For the hinges theres one important rule, Weight equals strength. The heavier the hinge, the stronger it gets, hinges with the weight of 0 are weak and easily flopped. Heavy hinges are strong but create a lot of rotational torque on the frame.

Also try to get the speed to atleast a value of 500%, this makes the hinge very responsive.

Next we add a Gyroscope since it doubles your performance. The value you need to look at is speed, gyroscopic stability is basicly useless and we only change the speed on it. for small walkers 250% gyro is more than suficient, however thats not the case for bigger walkers. increasing the speed to 600% usually fixes it. Next you add this to your Yaw in the gyroscope Roll-YawRate/6*clamp(Roll=0,0.1,1). This makes the walker keep its heading while walking. Since your walker moves its legs it gets rotational torque, this neutralizes it. making the number 6 in the code bigger makes your walker turn faster.

Last there is a funky tree in the joint category (overload). If your walker is very fat, it will wobble like its drunk. Increasing the damperMultiplier will make the hinges less wobbly, the recommended value is 1000 anything above will make the hinge slower.

Step 2 - FT Coding

This is the heart of your creation, without it, no walkies.

Grab a label

Labels are extremely helpfull to look if your codes are working.
For example {Throttle}. If you have typed it correctly in your label it will show as 0 and else, nothing.

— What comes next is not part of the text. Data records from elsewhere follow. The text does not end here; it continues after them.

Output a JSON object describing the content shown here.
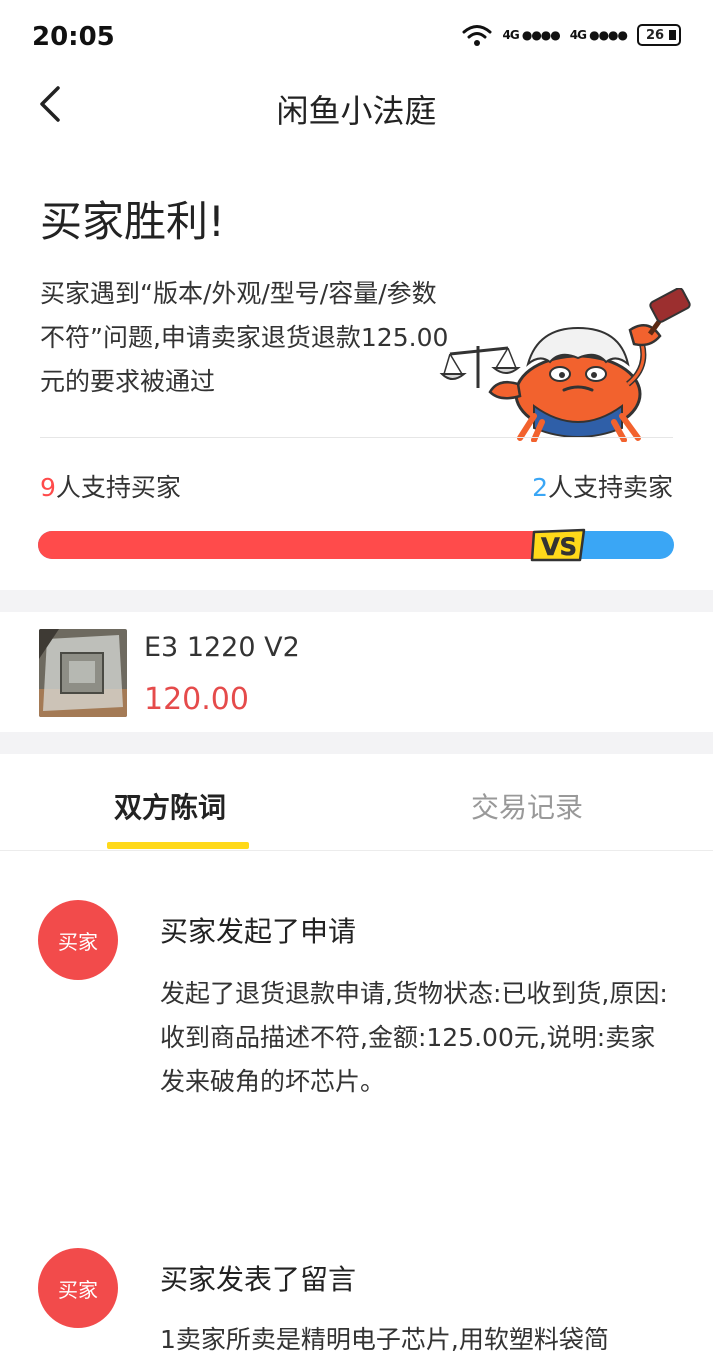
{
  "status_bar": {
    "time": "20:05",
    "signal_1": "4G",
    "signal_2": "4G",
    "battery": "26"
  },
  "nav": {
    "title": "闲鱼小法庭",
    "back_icon": "chevron-left-icon"
  },
  "verdict": {
    "title": "买家胜利!",
    "description": "买家遇到“版本/外观/型号/容量/参数不符”问题,申请卖家退货退款125.00元的要求被通过"
  },
  "support": {
    "buyer_count": "9",
    "buyer_label": "人支持买家",
    "seller_count": "2",
    "seller_label": "人支持卖家",
    "buyer_share": 0.818,
    "vs_label": "VS",
    "buyer_color": "#ff4b4b",
    "seller_color": "#3aa6f5"
  },
  "product": {
    "name": "E3 1220 V2",
    "price": "120.00"
  },
  "tabs": [
    {
      "label": "双方陈词",
      "active": true
    },
    {
      "label": "交易记录",
      "active": false
    }
  ],
  "events": [
    {
      "avatar_label": "买家",
      "title": "买家发起了申请",
      "body": "发起了退货退款申请,货物状态:已收到货,原因:收到商品描述不符,金额:125.00元,说明:卖家发来破角的坏芯片。"
    },
    {
      "avatar_label": "买家",
      "title": "买家发表了留言",
      "body": "1卖家所卖是精明电子芯片,用软塑料袋简"
    }
  ],
  "colors": {
    "accent_yellow": "#ffd91a",
    "price_red": "#e54b4b",
    "avatar_red": "#f24b4b"
  }
}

This is an easy check in the designer if you have made any typos.

So lets start with the beginning. You have a rotator, does not matter wich since all are the same.

The rotator has a value between 1 and -1. However we need a wave from 1 to -1 to make it walk.

Lets start with clamp. This input is very handy later on for trimming your walkers gait later on. Its purely here for convenience so you do not need any ingame file editers.

clamp(Pitch,-1,1)

Next we add sum . sum works like a stopwatch, but with no reset function. It will count forwards and backwards with the numbers you give it. Give it a value of 1 and it will add 1 every second, give it -1 and it will do it the opposite way. This is what we need for continuous motion. sum is here to keep the sinewave going. Without sum you will never get an effective infinite walking
motion. Since all the values in simpleplanes are 1,or -1 for inputs, you get that this is going to be extremely slow, so we add a multiplier to speed it up.

sum(clamp(Pitch,-1,1)*500)

Last we add the magic ingredient.

That ingredient is sin or cos. These two functions are the part wich makes the legs move back and forth, The sinus waves max value is 50% later than the cosinus value. by using the cosinus as the knee and ankle rotator while using sinus as a hip rotator you will get a walking motion.

sum(sin(clamp(Pitch,-1,1) *500))
sum(cos(clamp(Pitch,-1,1) *500))